409.11
Secularization As Struggle
Regarding the meanings of the term secularization, Casanova speaks of differentiation, privatization, and marginalization. These meanings can be understood as dimensions of secularization. From a critical assessment of secularization as well as desecularization approaches from all three dimensions (Luhmann, Habermas, Luckmann, Casanova, Thomas, and Riesebrodt) I have developed two aspects for each dimension. Differentiation can mean the autonomy of religious actors as well as the expansivity of religious worldviews to other fields than the religious. Privatization not only refers to the public-private dichotomy, but also to the individualization of religious beliefs. And marginalization can be the result either of societal change or of competition by non-religious actors.

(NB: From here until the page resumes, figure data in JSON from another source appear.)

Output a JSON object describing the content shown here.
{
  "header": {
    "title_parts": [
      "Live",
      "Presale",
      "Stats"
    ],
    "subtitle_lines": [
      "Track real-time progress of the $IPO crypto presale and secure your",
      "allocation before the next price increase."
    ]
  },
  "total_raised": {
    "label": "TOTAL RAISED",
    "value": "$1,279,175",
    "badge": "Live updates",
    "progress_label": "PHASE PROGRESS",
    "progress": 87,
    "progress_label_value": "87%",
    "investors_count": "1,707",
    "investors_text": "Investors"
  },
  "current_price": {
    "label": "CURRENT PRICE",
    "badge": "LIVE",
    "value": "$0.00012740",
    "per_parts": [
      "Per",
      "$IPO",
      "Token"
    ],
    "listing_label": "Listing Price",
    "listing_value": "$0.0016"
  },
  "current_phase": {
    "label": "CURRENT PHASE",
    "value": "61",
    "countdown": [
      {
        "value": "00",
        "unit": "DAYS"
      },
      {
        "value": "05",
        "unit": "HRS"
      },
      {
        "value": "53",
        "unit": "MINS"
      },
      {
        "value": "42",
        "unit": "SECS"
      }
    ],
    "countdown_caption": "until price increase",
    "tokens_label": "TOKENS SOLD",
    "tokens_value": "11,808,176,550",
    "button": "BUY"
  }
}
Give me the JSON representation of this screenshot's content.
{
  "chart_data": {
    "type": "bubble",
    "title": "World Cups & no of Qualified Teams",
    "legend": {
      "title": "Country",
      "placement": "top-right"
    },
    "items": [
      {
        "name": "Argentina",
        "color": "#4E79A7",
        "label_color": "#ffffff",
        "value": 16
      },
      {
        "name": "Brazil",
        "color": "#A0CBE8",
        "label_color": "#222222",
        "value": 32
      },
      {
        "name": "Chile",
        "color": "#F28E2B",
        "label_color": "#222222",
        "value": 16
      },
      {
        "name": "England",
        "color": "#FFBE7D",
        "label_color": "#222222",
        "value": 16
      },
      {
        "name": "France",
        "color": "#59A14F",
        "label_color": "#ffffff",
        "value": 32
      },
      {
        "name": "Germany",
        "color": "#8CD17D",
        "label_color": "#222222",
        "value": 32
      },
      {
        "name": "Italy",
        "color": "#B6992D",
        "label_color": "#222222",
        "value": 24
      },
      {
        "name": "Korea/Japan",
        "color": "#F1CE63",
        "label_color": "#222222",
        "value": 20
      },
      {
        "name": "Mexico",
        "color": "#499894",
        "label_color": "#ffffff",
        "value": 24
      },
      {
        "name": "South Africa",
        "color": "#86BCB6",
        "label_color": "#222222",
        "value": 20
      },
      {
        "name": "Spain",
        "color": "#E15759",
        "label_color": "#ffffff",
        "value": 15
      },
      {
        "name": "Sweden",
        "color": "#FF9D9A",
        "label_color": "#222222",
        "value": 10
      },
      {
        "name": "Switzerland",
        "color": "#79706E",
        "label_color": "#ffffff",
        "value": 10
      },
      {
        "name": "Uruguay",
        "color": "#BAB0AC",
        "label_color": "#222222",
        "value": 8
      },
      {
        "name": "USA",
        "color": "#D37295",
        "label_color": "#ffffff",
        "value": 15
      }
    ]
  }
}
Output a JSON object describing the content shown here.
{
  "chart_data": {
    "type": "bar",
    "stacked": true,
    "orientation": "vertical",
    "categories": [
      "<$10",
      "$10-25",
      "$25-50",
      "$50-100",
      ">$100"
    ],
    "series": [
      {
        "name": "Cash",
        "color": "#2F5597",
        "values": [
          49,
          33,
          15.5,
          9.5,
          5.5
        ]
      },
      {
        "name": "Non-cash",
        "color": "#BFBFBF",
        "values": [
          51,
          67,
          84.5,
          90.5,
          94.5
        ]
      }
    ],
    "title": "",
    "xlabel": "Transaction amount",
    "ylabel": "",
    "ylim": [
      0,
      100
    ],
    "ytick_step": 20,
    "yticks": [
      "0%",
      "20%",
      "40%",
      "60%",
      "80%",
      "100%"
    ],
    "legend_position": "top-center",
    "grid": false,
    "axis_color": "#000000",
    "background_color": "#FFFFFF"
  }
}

Looking more closely, one notices that all these meanings of secularization describe aspects of religious praxis. In Bourdieu, which praxis counts as legitimately religious is always the object of struggle, with each actor trying to impose his own praxis as legitimate. Speaking in theoretical terms, it is the religious field's nomos. Since, as Luhmann states, speaking of secularization only makes sense in the context of the relation between religion and non-religion, in order to return to secularization we have to get back to non-religion. Non-religious actors have their own ideas of what religion ought to be, and they try to impose their view on religious actors. Building on Wohlrab-Sahr, Asad and Luhmann, we can define these non-religious ideas of religion as secularism. Secularization, then, can be defined as the (forced or deliberate) adaptation of religious actors to secularism. Put differently, secularization is the result of struggles.